UCI 911: Police Rescue Jewish Students as Intifada Returns to Campus
By Rabbi Yonah Bookstein
Hearing chants of “Long live the Intifada” on video shot at UCI Wednesday night brings back the tumultuous and scary days as a campus rabbi at University of California, Irvine. (Video below)
As the campus rabbi at UCI for almost five years, I became accustomed to constant anti-Israel programs, racist and anti-semitic speakers, anti-Israel marches, protests and disruptions and an administration that looked the other way or denied how bad it was.
The atmosphere was so toxic, that in a blog post in May of 2006, I coined the phrase “UC Intifada” to describe their hateful anti-Israel, anti-Jewish campaign.

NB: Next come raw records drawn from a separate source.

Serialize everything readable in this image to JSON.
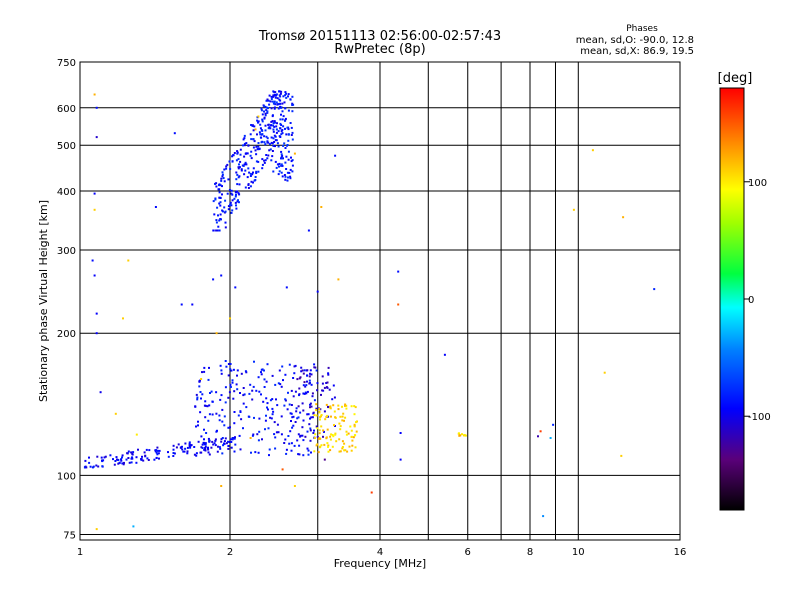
{
  "chart_data": {
    "type": "scatter",
    "title": "Tromsø 20151113 02:56:00-02:57:43",
    "subtitle": "RwPretec (8p)",
    "legend_block": {
      "heading": "Phases",
      "line1": "mean, sd,O: -90.0, 12.8",
      "line2": "mean, sd,X:  86.9, 19.5"
    },
    "xlabel": "Frequency [MHz]",
    "ylabel": "Stationary phase Virtual Height [km]",
    "x_scale": "log2",
    "y_scale": "log",
    "xlim": [
      1,
      16
    ],
    "ylim": [
      73,
      750
    ],
    "x_ticks": [
      1,
      2,
      4,
      6,
      8,
      10,
      16
    ],
    "x_ticklabels": [
      "1",
      "2",
      "4",
      "6",
      "8",
      "10",
      "16"
    ],
    "x_minor_ticks": [
      3,
      5,
      7,
      9
    ],
    "y_ticks": [
      75,
      100,
      200,
      300,
      400,
      500,
      600,
      750
    ],
    "y_ticklabels": [
      "75",
      "100",
      "200",
      "300",
      "400",
      "500",
      "600",
      "750"
    ],
    "grid": true,
    "colorbar": {
      "label": "[deg]",
      "range": [
        -180,
        180
      ],
      "ticks": [
        100,
        0,
        -100
      ],
      "ticklabels": [
        "100",
        "0",
        "-100"
      ]
    },
    "clusters": [
      {
        "name": "o-trace-low",
        "x0": 1.02,
        "x1": 2.05,
        "y0": 104,
        "y1": 120,
        "n": 160,
        "phase": -95,
        "shape": "rising"
      },
      {
        "name": "o-spread",
        "x0": 1.7,
        "x1": 3.0,
        "y0": 110,
        "y1": 175,
        "n": 260,
        "phase": -90,
        "shape": "box"
      },
      {
        "name": "o-spread-high",
        "x0": 2.7,
        "x1": 3.25,
        "y0": 120,
        "y1": 170,
        "n": 70,
        "phase": -110,
        "shape": "box"
      },
      {
        "name": "x-trace-low",
        "x0": 2.95,
        "x1": 3.6,
        "y0": 112,
        "y1": 142,
        "n": 110,
        "phase": 110,
        "shape": "box"
      },
      {
        "name": "f2-upper",
        "x0": 1.85,
        "x1": 2.55,
        "y0": 330,
        "y1": 650,
        "n": 300,
        "phase": -88,
        "shape": "rising"
      },
      {
        "name": "f2-columns",
        "x0": 2.42,
        "x1": 2.68,
        "y0": 420,
        "y1": 650,
        "n": 120,
        "phase": -85,
        "shape": "box"
      },
      {
        "name": "cusp-right",
        "x0": 5.75,
        "x1": 5.95,
        "y0": 121,
        "y1": 123,
        "n": 10,
        "phase": 110,
        "shape": "box"
      }
    ],
    "points": [
      {
        "x": 1.07,
        "y": 640,
        "phase": 120
      },
      {
        "x": 1.08,
        "y": 600,
        "phase": -90
      },
      {
        "x": 1.08,
        "y": 520,
        "phase": -110
      },
      {
        "x": 1.07,
        "y": 395,
        "phase": -95
      },
      {
        "x": 1.07,
        "y": 365,
        "phase": 110
      },
      {
        "x": 1.06,
        "y": 285,
        "phase": -90
      },
      {
        "x": 1.07,
        "y": 265,
        "phase": -95
      },
      {
        "x": 1.08,
        "y": 220,
        "phase": -95
      },
      {
        "x": 1.08,
        "y": 200,
        "phase": -95
      },
      {
        "x": 1.1,
        "y": 150,
        "phase": -100
      },
      {
        "x": 1.08,
        "y": 77,
        "phase": 110
      },
      {
        "x": 1.28,
        "y": 78,
        "phase": -30
      },
      {
        "x": 1.25,
        "y": 285,
        "phase": 110
      },
      {
        "x": 1.22,
        "y": 215,
        "phase": 110
      },
      {
        "x": 1.42,
        "y": 370,
        "phase": -90
      },
      {
        "x": 1.55,
        "y": 530,
        "phase": -90
      },
      {
        "x": 1.6,
        "y": 230,
        "phase": -90
      },
      {
        "x": 1.68,
        "y": 230,
        "phase": -95
      },
      {
        "x": 1.85,
        "y": 260,
        "phase": -90
      },
      {
        "x": 1.92,
        "y": 265,
        "phase": -90
      },
      {
        "x": 2.05,
        "y": 250,
        "phase": -90
      },
      {
        "x": 2.0,
        "y": 215,
        "phase": 110
      },
      {
        "x": 2.28,
        "y": 575,
        "phase": 110
      },
      {
        "x": 2.25,
        "y": 540,
        "phase": 120
      },
      {
        "x": 2.7,
        "y": 480,
        "phase": 120
      },
      {
        "x": 2.88,
        "y": 330,
        "phase": -90
      },
      {
        "x": 3.05,
        "y": 370,
        "phase": 120
      },
      {
        "x": 3.25,
        "y": 475,
        "phase": -90
      },
      {
        "x": 3.3,
        "y": 260,
        "phase": 120
      },
      {
        "x": 3.0,
        "y": 245,
        "phase": -95
      },
      {
        "x": 2.6,
        "y": 250,
        "phase": -90
      },
      {
        "x": 1.92,
        "y": 95,
        "phase": 120
      },
      {
        "x": 2.7,
        "y": 95,
        "phase": 110
      },
      {
        "x": 2.55,
        "y": 103,
        "phase": 150
      },
      {
        "x": 3.85,
        "y": 92,
        "phase": 160
      },
      {
        "x": 4.35,
        "y": 270,
        "phase": -90
      },
      {
        "x": 4.35,
        "y": 230,
        "phase": 150
      },
      {
        "x": 4.4,
        "y": 123,
        "phase": -95
      },
      {
        "x": 4.4,
        "y": 108,
        "phase": -95
      },
      {
        "x": 5.4,
        "y": 180,
        "phase": -95
      },
      {
        "x": 8.3,
        "y": 121,
        "phase": -120
      },
      {
        "x": 8.4,
        "y": 124,
        "phase": 160
      },
      {
        "x": 8.8,
        "y": 120,
        "phase": -30
      },
      {
        "x": 8.9,
        "y": 128,
        "phase": -80
      },
      {
        "x": 8.5,
        "y": 82,
        "phase": -40
      },
      {
        "x": 9.8,
        "y": 365,
        "phase": 110
      },
      {
        "x": 10.7,
        "y": 488,
        "phase": 110
      },
      {
        "x": 12.3,
        "y": 352,
        "phase": 120
      },
      {
        "x": 11.3,
        "y": 165,
        "phase": 110
      },
      {
        "x": 12.2,
        "y": 110,
        "phase": 110
      },
      {
        "x": 14.2,
        "y": 248,
        "phase": -80
      },
      {
        "x": 1.3,
        "y": 122,
        "phase": 100
      },
      {
        "x": 1.18,
        "y": 135,
        "phase": 110
      },
      {
        "x": 1.75,
        "y": 160,
        "phase": 110
      },
      {
        "x": 1.88,
        "y": 200,
        "phase": 120
      },
      {
        "x": 2.2,
        "y": 120,
        "phase": 120
      },
      {
        "x": 3.1,
        "y": 108,
        "phase": -130
      }
    ]
  }
}
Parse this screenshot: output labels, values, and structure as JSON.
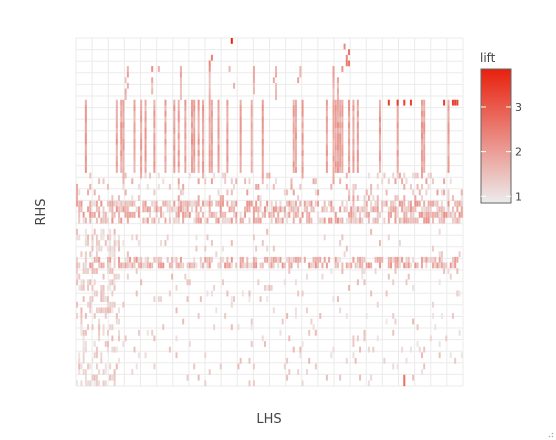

The most infamous episode — but by no means the worst — was in February 2010, when eleven Muslim students conspired to prevent Ambassador Michael Oren from speaking, and then lied about it. This embarrassed then UCI President Drake and the University, and the climate improved as the ring-leaders were now having to defend themselves on criminal misdemeanor charges. They had less time to parade hate and racism. I was asked by a prominent muslim leader to sign a letter requesting charges be dropped. I agreed on condition the group apologize for their behavior. They showed zero remorse.
In September 2011, the group was found guilty of conspiring to disrupt, and were sentenced to community service, but served no jail time.
Today a new, and more violent group of students seems to have taken their place under the SJP banner.
On Wednesday night at UCI, Police rushed to rush to the scene of a screening of a film about Israel called Beneath the Helmet, as Jewish students feared for their safety called 911.
Outside, some 50 protesters gathered and began profanity-laced chants against Israel and UCI police, according to observers and video from the scene.
“They were screaming. They tried to push open the door, but we were holding the door from the inside,” said Katrin Gendova, the Israel group president, who said the attendees were mostly women and some felt intimidated and trapped inside the room.
“They had a lawyer with them who said (they had) a right to come in,” Gendova said. “They were disrupting our event. This is not freedom of speech. It’s harassment.”
The group, Students for Justice in Palestine at UCI, posted on their Facebook wall:
Today we successfully demonstrated against the presence of (Israeli) soldiers on campus. We condemn the Israeli “Defense” Forces, better defined as Israeli Occupation Forces (IOF), because they enforce Zionist settler colonialism and military occupation of Palestinian land by the Israeli nation-state…
In other words, they are congratulating themselves for criminal behavior by harassing and threatening Jewish students.
Meanwhile, UCI President Gillman wrote, “The administration is “investigating whether disciplinary or legal actions are appropriate.”
Perhaps community service is not enough of a deterrent when hate-filled students attack Jews at UCI?